Thoughts on presence bias
The Death Algorithm, Dark Enlightenment, and Capitalist Realism.
The first two mention presence bias.
Presence bias can be considered equivalent to the γ parameter, a decay on future reward, of reinforcement learning. It is a number in the range \([0, 1]\), where a value of \(0\) indicates that future reward has no value at all and \(1\) means that future reward is exactly as valuable as present reward.
The expected reward of action \(a\) in state \(s\) is γ times the expected maximum available reward in the expected state \(s'\) that results from taking action \(a\) in state \(s\). Formally:
\(E(s, a) = \gamma * max_{x \in \{States\}}(E(s(a), x))\)
Where \(E(s, a)\) is the expected reward of taking action \(a\) in state \(s\) and \(s(a)\) is the state resulting from taking action \(a\) in state \(s\). \(max_{x}(f(x))\) means to range across the domain of \(x\) in the function \(f\) and return the maximum value \(f\) can take. The expected value of a state \(s\) can be defined as the value accruing to a policy that always selects the action whose expected reward is the highest. Formally, this reads:
\(\pi^{\star}(s) = argmax_{a \in \{Actions\}}(E(s, a))\)
Where \(\pi^{\star}(s)\) is the action taken by the optimal policy in state \(s\) and \(argmax_{a}(f(x))\) ranges \(a\) across its domain and returns the \(a\) for which \(f(a)\) is the largest.
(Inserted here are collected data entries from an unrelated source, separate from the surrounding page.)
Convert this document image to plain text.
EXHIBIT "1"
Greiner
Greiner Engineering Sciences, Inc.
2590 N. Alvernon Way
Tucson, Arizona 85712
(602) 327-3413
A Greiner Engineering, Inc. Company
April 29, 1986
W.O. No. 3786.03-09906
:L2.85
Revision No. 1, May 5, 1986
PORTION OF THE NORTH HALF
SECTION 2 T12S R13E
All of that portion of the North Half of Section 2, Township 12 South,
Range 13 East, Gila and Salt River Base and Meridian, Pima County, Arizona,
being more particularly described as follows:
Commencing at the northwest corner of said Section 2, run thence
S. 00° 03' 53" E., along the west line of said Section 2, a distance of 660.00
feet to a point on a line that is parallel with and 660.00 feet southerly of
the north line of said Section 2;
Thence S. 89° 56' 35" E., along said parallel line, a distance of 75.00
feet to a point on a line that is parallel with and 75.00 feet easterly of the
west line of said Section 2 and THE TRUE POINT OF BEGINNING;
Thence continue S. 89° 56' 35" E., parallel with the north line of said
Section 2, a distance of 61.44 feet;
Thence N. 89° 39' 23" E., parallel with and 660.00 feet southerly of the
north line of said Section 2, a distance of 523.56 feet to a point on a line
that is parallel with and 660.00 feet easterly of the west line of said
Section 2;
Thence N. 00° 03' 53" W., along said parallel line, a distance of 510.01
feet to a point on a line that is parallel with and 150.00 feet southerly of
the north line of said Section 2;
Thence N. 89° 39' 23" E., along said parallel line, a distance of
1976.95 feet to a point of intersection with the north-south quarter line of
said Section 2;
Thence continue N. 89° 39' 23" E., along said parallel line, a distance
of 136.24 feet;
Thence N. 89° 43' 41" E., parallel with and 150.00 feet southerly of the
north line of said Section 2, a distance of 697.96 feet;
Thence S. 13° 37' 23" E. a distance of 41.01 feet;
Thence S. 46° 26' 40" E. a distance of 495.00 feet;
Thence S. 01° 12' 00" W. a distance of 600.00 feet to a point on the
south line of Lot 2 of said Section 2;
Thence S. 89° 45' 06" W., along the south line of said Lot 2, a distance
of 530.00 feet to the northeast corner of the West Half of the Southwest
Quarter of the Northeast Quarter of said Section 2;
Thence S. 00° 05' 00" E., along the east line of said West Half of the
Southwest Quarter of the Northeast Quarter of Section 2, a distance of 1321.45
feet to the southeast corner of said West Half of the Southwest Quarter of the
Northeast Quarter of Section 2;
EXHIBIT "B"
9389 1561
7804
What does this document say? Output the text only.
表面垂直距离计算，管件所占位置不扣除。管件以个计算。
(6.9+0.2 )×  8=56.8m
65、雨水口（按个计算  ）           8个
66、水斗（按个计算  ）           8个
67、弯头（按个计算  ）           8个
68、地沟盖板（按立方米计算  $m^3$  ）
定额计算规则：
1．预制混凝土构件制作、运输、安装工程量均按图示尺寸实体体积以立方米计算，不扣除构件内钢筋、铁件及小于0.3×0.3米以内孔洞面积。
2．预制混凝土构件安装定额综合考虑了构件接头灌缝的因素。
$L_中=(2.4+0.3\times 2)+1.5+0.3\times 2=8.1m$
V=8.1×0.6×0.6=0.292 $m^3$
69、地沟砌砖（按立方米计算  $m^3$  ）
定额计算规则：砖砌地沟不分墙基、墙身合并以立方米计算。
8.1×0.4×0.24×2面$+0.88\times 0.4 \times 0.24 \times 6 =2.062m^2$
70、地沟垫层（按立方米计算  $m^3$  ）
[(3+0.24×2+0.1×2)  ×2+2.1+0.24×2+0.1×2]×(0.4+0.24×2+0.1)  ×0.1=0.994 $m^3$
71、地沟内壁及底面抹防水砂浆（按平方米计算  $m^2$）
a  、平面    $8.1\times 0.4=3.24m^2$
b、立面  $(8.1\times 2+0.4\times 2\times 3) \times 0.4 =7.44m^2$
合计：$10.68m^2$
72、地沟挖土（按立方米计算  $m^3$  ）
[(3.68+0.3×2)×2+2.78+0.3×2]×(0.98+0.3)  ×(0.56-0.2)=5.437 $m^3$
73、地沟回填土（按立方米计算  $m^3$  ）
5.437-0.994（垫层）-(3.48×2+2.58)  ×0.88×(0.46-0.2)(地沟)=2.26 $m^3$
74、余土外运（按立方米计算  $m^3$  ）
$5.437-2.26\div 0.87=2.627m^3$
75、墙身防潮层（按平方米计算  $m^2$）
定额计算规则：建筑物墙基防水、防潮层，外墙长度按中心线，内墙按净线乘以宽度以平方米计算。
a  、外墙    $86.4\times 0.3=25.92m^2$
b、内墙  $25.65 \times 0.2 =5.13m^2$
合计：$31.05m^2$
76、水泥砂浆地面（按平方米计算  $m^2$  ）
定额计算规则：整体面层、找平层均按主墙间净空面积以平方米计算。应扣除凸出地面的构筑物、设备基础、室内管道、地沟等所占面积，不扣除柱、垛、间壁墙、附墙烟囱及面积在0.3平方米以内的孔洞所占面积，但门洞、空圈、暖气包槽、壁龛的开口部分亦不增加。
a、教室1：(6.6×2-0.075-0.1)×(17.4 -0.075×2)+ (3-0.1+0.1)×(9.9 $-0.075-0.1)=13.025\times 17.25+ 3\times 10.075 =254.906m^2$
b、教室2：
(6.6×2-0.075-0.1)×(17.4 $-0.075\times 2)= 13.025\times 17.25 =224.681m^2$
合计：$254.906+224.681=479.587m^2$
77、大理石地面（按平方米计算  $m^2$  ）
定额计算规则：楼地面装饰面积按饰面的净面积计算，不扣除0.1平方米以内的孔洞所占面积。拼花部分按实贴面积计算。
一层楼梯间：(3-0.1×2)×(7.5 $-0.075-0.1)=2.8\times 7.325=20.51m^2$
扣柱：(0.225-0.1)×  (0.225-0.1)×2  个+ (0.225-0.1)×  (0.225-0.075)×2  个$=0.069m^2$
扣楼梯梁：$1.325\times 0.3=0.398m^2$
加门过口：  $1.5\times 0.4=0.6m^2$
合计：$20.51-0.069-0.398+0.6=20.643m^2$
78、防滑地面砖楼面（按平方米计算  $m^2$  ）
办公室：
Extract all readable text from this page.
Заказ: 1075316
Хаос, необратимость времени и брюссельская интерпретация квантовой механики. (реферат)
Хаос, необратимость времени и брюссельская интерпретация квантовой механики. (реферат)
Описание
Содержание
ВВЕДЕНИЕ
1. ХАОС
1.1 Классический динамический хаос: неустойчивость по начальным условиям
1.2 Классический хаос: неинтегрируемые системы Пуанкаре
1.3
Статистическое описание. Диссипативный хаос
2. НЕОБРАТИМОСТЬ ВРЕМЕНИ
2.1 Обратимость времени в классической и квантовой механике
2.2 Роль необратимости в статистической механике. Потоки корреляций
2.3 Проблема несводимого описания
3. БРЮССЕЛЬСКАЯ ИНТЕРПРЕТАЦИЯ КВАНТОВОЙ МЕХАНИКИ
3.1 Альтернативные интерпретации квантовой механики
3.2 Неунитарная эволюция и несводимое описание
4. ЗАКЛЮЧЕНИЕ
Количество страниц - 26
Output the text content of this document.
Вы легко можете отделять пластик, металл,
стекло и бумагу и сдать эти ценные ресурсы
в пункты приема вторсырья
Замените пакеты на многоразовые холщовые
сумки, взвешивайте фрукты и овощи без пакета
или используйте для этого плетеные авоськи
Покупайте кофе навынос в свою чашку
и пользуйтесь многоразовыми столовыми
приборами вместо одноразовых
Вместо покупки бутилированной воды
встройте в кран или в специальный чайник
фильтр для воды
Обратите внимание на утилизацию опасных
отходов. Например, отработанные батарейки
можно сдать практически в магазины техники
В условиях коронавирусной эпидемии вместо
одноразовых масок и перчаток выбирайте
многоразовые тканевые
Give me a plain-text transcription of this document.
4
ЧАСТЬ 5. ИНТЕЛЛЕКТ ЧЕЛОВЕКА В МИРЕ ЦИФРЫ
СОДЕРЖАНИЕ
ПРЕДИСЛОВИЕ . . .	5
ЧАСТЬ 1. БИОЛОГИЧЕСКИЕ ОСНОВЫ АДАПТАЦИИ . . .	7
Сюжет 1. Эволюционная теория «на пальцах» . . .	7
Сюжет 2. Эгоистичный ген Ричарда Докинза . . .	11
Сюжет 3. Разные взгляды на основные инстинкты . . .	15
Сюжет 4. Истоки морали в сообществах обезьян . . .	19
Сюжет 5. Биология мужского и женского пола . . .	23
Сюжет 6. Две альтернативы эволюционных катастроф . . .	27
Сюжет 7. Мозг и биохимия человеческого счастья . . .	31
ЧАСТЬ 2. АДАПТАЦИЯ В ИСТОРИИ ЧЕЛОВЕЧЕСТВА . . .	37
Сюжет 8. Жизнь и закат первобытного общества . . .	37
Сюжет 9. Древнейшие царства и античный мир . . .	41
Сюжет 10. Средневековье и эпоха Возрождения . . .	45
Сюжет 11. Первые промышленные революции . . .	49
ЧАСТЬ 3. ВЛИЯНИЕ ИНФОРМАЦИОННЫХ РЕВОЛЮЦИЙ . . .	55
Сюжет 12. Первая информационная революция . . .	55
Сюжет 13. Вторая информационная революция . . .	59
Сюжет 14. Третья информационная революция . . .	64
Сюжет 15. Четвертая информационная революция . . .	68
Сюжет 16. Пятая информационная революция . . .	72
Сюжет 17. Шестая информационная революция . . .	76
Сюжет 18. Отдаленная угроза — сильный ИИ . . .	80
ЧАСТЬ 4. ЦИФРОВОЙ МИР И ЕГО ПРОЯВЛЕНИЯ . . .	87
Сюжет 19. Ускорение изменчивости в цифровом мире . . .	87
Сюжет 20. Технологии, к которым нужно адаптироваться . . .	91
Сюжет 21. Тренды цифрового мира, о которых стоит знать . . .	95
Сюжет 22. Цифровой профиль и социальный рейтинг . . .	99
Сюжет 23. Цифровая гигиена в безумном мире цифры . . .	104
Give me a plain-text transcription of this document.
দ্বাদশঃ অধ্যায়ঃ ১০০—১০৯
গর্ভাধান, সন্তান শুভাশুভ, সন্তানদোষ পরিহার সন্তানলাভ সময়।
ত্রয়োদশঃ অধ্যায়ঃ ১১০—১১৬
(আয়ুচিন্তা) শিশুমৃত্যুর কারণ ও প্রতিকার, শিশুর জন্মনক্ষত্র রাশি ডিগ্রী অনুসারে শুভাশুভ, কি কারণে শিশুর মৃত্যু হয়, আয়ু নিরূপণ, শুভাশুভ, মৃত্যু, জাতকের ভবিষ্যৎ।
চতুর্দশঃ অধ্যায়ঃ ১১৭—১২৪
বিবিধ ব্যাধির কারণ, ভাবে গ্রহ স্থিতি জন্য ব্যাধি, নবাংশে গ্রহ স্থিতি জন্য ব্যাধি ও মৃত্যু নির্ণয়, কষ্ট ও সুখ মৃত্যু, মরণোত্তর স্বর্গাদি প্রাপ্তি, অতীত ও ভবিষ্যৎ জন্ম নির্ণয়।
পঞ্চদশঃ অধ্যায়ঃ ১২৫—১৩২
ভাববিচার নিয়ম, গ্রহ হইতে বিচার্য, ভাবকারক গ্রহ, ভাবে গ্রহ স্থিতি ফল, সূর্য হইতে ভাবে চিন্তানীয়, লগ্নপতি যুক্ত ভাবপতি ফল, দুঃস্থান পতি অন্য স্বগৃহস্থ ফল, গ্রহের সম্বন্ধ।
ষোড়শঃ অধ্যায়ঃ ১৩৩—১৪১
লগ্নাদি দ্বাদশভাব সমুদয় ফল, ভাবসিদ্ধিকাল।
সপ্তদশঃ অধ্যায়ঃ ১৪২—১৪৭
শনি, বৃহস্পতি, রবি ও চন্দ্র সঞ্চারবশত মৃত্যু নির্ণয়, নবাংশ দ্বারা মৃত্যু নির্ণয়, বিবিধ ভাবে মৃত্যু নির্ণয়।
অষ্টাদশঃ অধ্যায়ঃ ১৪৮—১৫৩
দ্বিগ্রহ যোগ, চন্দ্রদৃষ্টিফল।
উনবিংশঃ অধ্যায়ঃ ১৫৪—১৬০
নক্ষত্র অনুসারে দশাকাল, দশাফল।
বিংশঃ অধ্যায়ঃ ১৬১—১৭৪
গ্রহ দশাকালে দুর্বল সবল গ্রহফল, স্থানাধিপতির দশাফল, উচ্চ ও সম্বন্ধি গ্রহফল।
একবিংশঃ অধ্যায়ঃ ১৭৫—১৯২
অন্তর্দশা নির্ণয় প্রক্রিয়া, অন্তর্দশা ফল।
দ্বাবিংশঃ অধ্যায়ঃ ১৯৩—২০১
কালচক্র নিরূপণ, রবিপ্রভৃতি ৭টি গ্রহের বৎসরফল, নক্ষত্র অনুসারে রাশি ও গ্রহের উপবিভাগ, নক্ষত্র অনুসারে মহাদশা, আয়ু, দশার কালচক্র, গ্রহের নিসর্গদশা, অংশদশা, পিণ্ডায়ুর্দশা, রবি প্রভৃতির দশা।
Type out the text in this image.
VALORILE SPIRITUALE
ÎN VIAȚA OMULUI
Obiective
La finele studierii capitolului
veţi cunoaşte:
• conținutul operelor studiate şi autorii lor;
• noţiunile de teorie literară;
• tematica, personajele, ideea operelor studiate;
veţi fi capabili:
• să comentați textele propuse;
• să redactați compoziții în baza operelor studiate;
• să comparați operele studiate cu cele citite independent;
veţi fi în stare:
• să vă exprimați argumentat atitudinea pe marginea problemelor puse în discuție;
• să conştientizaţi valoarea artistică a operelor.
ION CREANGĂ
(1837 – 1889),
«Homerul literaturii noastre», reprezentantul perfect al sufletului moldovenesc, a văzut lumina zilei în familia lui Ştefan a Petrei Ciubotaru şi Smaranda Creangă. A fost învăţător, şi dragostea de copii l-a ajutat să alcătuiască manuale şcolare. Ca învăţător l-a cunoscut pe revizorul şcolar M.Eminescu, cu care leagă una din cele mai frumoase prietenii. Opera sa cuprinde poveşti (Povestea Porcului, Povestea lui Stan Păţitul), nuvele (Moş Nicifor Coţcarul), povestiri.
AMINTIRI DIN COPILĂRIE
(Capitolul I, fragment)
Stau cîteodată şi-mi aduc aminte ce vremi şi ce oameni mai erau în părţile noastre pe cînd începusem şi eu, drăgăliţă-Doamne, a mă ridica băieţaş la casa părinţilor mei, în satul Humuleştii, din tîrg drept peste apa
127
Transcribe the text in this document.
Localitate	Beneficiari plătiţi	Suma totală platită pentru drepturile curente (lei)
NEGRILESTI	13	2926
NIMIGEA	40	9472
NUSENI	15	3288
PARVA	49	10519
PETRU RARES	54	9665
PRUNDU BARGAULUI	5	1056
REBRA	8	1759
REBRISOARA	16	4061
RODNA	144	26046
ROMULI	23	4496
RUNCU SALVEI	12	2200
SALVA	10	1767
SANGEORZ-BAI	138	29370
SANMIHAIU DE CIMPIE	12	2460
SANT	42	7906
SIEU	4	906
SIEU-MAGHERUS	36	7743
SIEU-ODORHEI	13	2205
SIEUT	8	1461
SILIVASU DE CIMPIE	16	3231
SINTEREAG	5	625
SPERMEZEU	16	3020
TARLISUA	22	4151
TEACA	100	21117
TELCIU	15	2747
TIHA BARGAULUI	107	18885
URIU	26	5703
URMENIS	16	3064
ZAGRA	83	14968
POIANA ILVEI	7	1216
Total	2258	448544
The optimal policy then takes the action each turn whose expected reward is the highest; since the policy is assumed to range over all possible states and have a perfect ability to predict the outcome of actions in each state, will this policy will necessarily accrue the highest possible reward? The answer depends on the value of the parameter γ, which governs the rate at which the importance of reward to the final decision depends on the reward from reaching that state: reward gained from states that take more actions to reach is decreased less than that of nearer states. A higher γ decreases the rate of this deterioration and causes the policy to consider value from more remote states. A lower γ causes the model to only seek reward in nearby states.
It is perfectly reasonable to understand this γ parameter as describing how present-biased the policy is, in the way Land and Simanowski understand it. Their prognosis is that our collective γ is too low and should be raised. I respond that the value of a high γ depends on the accuracy of \(s(a)\). If we cannot accurately predict the outcome of events, it is pointless to forecast too far: the error would become too great.
The first and last mention smartphone zombism.